Now the “generous valuation” version at the same $12M pre: 2x participating preference, 15% option pool carved out of the pre-money, a board seat plus an independent director the fund nominates, and full-ratchet anti-dilution. Same headline. But if you sell for $30M in three years, the participating 2x means investors take $6M off the top and then 20% of the remaining $24M — roughly $10.8M on a $3M check, before your common stock sees anything. The clean version pays them the greater of $3M or 20% — about $6M. That’s a nearly $5M swing to your cap table, decided entirely by clauses you might have skimmed.
Common mistakes
- Optimizing for valuation over terms.

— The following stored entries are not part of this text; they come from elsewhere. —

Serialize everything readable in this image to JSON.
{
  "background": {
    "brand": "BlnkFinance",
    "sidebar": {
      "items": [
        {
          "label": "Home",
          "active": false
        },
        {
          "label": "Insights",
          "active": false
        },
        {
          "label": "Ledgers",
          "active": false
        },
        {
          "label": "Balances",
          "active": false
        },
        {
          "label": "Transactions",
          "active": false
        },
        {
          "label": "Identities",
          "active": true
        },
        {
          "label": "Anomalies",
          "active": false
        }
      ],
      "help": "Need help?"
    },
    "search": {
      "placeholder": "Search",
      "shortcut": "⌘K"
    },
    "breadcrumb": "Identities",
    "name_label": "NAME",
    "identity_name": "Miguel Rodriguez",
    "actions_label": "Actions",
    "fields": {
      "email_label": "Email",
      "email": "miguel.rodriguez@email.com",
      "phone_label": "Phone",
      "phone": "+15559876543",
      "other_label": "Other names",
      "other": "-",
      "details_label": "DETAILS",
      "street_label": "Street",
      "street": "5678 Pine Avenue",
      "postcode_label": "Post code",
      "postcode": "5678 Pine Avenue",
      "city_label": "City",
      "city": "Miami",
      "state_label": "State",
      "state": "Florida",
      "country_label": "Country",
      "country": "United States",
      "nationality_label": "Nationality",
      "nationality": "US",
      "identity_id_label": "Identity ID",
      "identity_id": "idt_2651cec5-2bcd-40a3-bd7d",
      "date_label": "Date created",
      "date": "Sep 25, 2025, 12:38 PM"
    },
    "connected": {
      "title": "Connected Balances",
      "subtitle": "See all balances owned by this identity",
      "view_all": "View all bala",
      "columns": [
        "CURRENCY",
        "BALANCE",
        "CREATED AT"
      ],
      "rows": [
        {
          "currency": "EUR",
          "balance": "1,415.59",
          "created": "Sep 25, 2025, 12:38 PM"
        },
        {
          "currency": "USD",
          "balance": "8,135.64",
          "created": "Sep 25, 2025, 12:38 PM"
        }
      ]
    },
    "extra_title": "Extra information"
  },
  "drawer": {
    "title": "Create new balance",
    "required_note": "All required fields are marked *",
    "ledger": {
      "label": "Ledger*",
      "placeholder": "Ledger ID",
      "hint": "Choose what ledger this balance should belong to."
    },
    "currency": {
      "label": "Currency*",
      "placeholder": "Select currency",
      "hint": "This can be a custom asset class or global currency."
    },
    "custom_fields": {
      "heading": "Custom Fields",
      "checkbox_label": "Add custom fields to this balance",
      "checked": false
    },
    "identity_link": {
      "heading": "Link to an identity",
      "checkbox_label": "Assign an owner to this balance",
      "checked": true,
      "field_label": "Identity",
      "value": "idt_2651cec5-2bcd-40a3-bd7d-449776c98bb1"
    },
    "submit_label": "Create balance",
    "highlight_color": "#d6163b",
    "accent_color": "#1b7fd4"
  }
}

The number feeds your ego and the clauses feed your outcome.
- Treating “standard” as a fact instead of a claim. “This is all standard” is a negotiating move. Some of it usually isn’t.
- Not knowing which points are worth fighting for. You have finite goodwill. Spend it on preference, pool, and board — not on information rights.
- Reading it alone at 11pm. Fatigue plus jargon plus a signing deadline is how bad clauses get waved through.
- Forgetting the term sheet is a template for the next one. Whatever you concede here, your Series A investors will ask to match.
The problem
Doing this well by hand is genuinely hard. The vocabulary is designed by and for the people on the other side of the table. A first-time founder doesn’t have the pattern-recognition to know that a 1.5x preference is a soft no or that a particular protective provision is off-market — that knowledge comes from having seen a hundred of these, which is exactly what you haven’t done. So the term sheet gets skimmed, the scary words get googled individually, and the founder either signs terms they don’t understand or pays a lawyer several thousand dollars to explain them under time pressure. Most people fake the confidence and hope.
The fix: Alchemy
Alchemy gives you a clause-by-clause breakdown of your actual term sheet: what each provision means, what’s standard versus risky for a round like yours, and exactly how to negotiate each point. Instead of a generic glossary, you get your document read back to you with the market context a founder normally only gets from an experienced lawyer or a friendly VC — the “this is fine, push back on that, walk away from this” judgment that turns a wall of legalese into a short list of decisions.
It’s not the only way
| Option | Good for | The catch |
|---|---|---|
| A startup lawyer | Authoritative, accountable review and actual redlines you can send back | Costs real money and takes time; hourly meters make you ration the questions you most need to ask |
| Term-sheet guides & templates (YC SAFE, NVCA) | Free, trustworthy grounding in what “standard” looks like | Generic by design — they explain the clause, not your clause or whether your specific terms are off-market |
| Generic AI (ChatGPT, etc.) | Fast, conversational, free explanations of unfamiliar terms | No structured take on what’s risky for your round, prone to confident errors, and you have to know what to ask |
| Alchemy | Structured, clause-by-clause read of your document with negotiation guidance | It’s decision support, not a lawyer — for a live negotiation with real dollars on the line, you’ll still want counsel to review the final redlines |
The bottom line
The valuation is the part of the term sheet you’ll remember and the clauses are the part that will decide what you keep. Read the economics first, the control second, and treat “standard” as an opening bid. Whether you use a lawyer, a template, or a tool, the goal is the same: sign nothing you can’t explain out loud, and never let the headline number talk you out of reading the trapdoor underneath it.